Une demande en hausse
Tout en étant la ressource la plus abondante de la planète (elle recouvre environ 71 % de la surface du globe), l'eau a, dans une proportion de 98 %, une teneur en sel trop élevée pour servir aux usages humains. L'eau douce accessible, celle que l'on trouve dans les lacs, les rivières, les nappes phréatiques, ne compte que pour 0,25 % de la ressource totale mondiale. De plus, l'eau douce est inégalement répartie entre les territoires. Si le Canada dispose d'une capacité de 83.000 m3/personne/an, la France dispose de son côté de 2.900 m3/personne/an, la Jordanie 120…
Le non accès à l'eau douce cause chaque année la mort de plusieurs millions de personnes et l'atteinte à la dignité humaine de millions d'autres. Limitée, l'eau douce disponible n'est pourtant pas rare. Sa quantité pourrait largement combler les besoins actuels de la population mondiale et plus encore. Le problème majeur n'est pas la disponibilité de la ressource mais les usages que l'on en fait, note Jean-François Rouzier, de l'Office international de l'eau.

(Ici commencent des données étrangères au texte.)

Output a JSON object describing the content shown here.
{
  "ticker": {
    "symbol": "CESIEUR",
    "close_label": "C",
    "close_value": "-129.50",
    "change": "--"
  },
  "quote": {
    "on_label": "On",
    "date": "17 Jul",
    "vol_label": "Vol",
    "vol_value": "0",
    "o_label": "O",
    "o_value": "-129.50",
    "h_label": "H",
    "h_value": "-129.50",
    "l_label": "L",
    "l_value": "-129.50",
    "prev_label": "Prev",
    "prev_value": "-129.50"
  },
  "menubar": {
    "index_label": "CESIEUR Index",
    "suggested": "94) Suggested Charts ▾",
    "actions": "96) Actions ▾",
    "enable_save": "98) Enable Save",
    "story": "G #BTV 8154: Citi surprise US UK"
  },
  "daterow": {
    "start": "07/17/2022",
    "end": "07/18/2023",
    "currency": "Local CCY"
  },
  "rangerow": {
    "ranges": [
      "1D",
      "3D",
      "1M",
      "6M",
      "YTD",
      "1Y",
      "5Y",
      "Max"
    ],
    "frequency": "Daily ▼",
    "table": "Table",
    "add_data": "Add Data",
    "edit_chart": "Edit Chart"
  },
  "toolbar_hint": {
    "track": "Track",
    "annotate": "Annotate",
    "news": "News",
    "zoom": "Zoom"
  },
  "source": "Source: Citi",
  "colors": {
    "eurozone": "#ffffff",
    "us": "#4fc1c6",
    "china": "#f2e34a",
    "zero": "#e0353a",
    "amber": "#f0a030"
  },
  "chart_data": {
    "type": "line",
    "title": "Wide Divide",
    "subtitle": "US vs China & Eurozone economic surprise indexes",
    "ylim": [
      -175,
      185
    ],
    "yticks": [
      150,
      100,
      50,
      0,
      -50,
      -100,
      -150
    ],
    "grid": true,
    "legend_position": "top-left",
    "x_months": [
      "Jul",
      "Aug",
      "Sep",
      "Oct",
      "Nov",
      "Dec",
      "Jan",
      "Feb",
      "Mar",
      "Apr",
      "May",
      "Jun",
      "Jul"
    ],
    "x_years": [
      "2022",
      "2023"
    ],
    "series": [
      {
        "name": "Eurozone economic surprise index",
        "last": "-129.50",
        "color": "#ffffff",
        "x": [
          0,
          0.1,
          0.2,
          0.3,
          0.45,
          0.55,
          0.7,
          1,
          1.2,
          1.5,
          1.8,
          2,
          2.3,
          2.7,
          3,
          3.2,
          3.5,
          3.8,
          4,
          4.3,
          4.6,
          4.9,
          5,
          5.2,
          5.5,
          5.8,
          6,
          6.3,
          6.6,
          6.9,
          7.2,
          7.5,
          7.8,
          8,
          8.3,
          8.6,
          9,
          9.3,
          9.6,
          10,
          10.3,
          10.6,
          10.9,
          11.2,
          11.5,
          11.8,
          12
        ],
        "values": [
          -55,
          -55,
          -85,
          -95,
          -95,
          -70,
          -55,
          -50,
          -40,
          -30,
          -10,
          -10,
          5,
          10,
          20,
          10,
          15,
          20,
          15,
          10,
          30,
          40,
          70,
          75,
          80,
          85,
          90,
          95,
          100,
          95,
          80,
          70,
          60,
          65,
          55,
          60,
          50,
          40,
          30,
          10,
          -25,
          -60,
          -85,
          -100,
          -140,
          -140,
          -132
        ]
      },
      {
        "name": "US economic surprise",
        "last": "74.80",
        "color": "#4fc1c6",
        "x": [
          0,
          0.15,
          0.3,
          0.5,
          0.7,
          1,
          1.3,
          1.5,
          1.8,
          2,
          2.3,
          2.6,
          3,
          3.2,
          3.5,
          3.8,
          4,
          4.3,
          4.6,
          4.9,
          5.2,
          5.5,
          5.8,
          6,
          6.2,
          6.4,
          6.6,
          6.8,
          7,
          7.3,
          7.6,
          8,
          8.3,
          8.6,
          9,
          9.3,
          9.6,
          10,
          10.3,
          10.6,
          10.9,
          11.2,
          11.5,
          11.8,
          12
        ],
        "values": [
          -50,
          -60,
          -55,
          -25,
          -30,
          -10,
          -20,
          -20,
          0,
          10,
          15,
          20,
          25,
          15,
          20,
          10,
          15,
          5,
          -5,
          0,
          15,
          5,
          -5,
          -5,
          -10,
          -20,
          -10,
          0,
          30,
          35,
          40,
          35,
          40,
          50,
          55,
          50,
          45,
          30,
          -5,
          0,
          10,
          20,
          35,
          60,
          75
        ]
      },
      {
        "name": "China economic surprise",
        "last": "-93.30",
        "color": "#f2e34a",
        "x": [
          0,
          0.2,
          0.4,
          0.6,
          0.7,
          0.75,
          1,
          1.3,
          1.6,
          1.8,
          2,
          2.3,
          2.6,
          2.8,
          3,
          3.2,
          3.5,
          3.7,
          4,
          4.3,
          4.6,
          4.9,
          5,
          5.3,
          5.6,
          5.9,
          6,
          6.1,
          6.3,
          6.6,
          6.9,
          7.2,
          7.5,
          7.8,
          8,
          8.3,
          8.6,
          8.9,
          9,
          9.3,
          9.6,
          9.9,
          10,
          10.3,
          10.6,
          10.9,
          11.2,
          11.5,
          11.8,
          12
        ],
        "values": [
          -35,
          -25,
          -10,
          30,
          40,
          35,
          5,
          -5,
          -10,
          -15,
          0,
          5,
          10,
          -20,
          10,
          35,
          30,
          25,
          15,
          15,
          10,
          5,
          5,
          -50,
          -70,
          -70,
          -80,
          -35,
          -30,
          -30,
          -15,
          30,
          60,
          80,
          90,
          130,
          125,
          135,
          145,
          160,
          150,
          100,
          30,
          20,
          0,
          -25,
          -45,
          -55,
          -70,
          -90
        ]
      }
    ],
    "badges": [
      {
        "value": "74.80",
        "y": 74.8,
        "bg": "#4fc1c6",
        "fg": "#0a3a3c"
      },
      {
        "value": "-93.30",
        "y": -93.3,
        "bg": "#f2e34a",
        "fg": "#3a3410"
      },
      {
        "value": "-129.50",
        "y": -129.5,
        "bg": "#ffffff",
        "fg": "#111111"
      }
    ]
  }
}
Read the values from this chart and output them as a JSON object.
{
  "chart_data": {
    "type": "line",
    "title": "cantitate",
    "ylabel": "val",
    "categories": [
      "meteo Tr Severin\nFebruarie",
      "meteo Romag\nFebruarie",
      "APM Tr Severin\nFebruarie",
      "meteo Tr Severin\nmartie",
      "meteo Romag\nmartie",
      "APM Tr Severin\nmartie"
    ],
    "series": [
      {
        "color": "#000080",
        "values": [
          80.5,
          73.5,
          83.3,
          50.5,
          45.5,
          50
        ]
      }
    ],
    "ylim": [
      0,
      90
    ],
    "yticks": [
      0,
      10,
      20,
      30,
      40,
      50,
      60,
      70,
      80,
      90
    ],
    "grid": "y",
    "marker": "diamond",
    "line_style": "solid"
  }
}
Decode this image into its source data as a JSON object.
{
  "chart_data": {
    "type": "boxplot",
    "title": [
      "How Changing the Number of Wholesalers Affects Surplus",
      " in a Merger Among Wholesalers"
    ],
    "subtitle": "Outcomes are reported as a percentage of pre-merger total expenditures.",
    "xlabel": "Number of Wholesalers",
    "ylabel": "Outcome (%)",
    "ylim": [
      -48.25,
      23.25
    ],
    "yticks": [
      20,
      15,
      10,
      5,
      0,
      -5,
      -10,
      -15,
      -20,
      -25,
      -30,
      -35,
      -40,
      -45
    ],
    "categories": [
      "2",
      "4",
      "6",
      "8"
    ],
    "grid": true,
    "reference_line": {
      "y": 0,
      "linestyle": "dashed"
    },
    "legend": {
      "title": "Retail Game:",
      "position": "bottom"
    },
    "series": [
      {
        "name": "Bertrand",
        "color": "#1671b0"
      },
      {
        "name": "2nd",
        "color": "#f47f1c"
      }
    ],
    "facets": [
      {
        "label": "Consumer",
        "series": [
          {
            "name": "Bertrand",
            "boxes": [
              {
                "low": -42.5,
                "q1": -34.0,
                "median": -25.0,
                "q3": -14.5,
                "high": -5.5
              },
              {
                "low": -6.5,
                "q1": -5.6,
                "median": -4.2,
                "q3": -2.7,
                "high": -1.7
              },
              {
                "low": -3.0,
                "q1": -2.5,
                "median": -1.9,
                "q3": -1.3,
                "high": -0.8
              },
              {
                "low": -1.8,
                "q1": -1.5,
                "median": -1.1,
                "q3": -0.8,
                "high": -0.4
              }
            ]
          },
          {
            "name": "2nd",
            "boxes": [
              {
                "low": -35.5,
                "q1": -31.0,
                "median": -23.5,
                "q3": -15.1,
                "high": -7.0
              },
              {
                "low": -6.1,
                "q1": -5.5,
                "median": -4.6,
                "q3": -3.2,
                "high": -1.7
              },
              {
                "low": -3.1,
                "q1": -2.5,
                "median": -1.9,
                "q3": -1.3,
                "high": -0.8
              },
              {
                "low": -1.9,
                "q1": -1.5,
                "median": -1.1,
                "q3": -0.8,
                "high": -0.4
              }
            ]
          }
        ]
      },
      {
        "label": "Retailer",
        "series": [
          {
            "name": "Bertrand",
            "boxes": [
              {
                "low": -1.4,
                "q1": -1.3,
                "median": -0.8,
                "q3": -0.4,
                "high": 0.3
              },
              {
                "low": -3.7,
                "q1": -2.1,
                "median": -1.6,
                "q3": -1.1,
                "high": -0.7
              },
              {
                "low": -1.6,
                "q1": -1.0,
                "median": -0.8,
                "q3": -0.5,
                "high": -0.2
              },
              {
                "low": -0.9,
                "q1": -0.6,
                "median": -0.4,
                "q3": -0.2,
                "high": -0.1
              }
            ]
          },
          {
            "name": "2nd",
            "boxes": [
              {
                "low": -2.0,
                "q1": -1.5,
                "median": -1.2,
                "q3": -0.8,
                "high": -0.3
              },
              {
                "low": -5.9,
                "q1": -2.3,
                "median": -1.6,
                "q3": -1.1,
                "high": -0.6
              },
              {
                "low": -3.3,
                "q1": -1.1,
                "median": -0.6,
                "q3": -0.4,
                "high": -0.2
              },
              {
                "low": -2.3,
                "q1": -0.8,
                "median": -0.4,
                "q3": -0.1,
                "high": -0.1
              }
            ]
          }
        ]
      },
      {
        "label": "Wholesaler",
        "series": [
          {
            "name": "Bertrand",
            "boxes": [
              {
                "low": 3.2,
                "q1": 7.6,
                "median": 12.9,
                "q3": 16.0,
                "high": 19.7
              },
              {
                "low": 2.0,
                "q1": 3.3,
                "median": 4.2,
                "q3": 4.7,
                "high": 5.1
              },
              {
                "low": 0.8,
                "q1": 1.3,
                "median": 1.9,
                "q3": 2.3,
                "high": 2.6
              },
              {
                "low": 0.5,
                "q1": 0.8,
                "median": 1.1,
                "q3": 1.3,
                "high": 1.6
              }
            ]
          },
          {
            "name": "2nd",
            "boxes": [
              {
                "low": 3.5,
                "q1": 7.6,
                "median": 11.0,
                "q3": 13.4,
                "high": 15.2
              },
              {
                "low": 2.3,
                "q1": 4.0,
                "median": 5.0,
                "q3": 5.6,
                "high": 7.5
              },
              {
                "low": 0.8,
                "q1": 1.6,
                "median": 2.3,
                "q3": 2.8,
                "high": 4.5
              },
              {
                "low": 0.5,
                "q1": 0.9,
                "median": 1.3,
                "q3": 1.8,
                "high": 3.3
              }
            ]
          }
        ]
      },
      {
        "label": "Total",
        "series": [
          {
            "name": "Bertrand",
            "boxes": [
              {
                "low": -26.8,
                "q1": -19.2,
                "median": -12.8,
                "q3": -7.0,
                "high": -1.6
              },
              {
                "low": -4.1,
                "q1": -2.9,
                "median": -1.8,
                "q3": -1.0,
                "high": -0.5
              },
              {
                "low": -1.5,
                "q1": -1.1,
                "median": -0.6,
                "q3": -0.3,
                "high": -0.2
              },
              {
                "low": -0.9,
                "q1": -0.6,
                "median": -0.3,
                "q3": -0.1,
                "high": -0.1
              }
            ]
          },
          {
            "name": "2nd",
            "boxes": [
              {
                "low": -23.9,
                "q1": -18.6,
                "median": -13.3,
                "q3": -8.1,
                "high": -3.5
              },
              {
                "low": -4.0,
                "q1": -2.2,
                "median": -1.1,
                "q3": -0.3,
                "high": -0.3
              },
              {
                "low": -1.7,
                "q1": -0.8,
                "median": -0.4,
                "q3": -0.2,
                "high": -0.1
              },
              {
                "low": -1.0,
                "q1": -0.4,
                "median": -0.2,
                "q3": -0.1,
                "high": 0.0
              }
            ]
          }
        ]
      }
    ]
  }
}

Au cours du siècle dernier, l'utilisation d'eau douce a augmenté à un rythme deux fois plus élevé que la population. Chaque année, l'agriculture consomme près de 70 % de l'eau totale utilisée, l'industrie 20 %, et la consommation domestique 10 %. Certains pays consomment davantage qu'ils ne possèdent, menant à l'assèchement de certains puits, nappes souterraines ou rivières. Si cette surexploitation de la ressource eau n'est pas forcément visible aujourd'hui, la pénurie a déjà conduit certains pays à revoir leur politique d'approvisionnement.
Les usages de l'eau en question
Si la quantité d'eau directement consommé par le citoyen moyen reste faible ,celle nécessaire à la production de notre nourriture est beaucoup plus importante : elle s'élève jusqu'à 2.000 litres par jour.
Mais que ce soit dans l'agriculture, l'industrie ou pour les besoins domestiques, la demande en eau ne cesse de croître, créant une compétition entre les différents usages, souvent au détriment de l'agriculture. Un certain nombre de pays connaissent actuellement des tensions sur cette ressource et sont emmenés à reconsidérer leurs choix en matière de production agricole et industrielle, note Loïc Fauchon. Récemment, la Californie a déclaré l'état d'urgence en eau, du fait de précipitations inférieures à la moyenne ces trois dernières années, entraînant une restriction de l'approvisionnement urbain en eau de 20 % mais surtout une baisse considérable de l'activité agricole. En Chine, les industries émergentes ont souvent un accès prioritaire à l'eau, au détriment des petits agriculteurs…
L'accroissement de la population ne fera qu'amplifier ce phénomène : la hausse démographique, mais aussi l'urbanisation croissante et la littoralisation accrue des populations devraient entraîner de nouvelles tensions sur la ressource. L'impact le plus important ne proviendra pas du changement climatique mais bien de l'augmentation de la population, analyse Lena Salame de l'UNESCO.
Mais cette compétition dépasse également l'échelle locale. L'eau est souvent une ressource partagée entre différents pays et la pénurie dépasse les frontières. L'hydrodiplomatie sera donc une condition future nécessaire à la paix dans certaines régions.
Vers l'apaisement des conflits
Aux dires de nombreux experts, la guerre de l'eau est pourtant un mythe. Si cette ressource est au cœur de nombreuses tensions dans des zones déjà fragilisées, une bonne gestion de l'eau peut apaiser les conflits selon eux. A condition d'abandonner le court termisme si courant dans les politiques de l'eau aujourd'hui...
Les tensions sont déjà là, sur la migration, sur les bassins transfrontaliers… constate Loïc Fauchon. Mais des coopérations peuvent résoudrent ces tensions. Concernant le problème de l'Euphrate et du Tigre par exemple, la Turquie vient d'accepter un doublement des allocations d'eau vers la Syrie et l'Irak. L'hydrodiplomatie devrait être la réponse aux tensions sur l'eau.
Le président du Conseil mondial de l'eau identifie en outre 4 réponses aux problématiques actuelles : une modification des comportements et une régulation politique de la demande, une utilisation accrue des technologies pour augmenter et faciliter l'accès à l'eau (dessalement, captage…), une conception différente de l'aménagement du territoire et enfin une reconnaissance du droit à l'eau. Si le Ve forum mondial de l'eau qui vient de s'achever à Istanbul n'a pas abouti sur ce dernier point, Lena Salame reste confiante : nous sommes sur la bonne voie.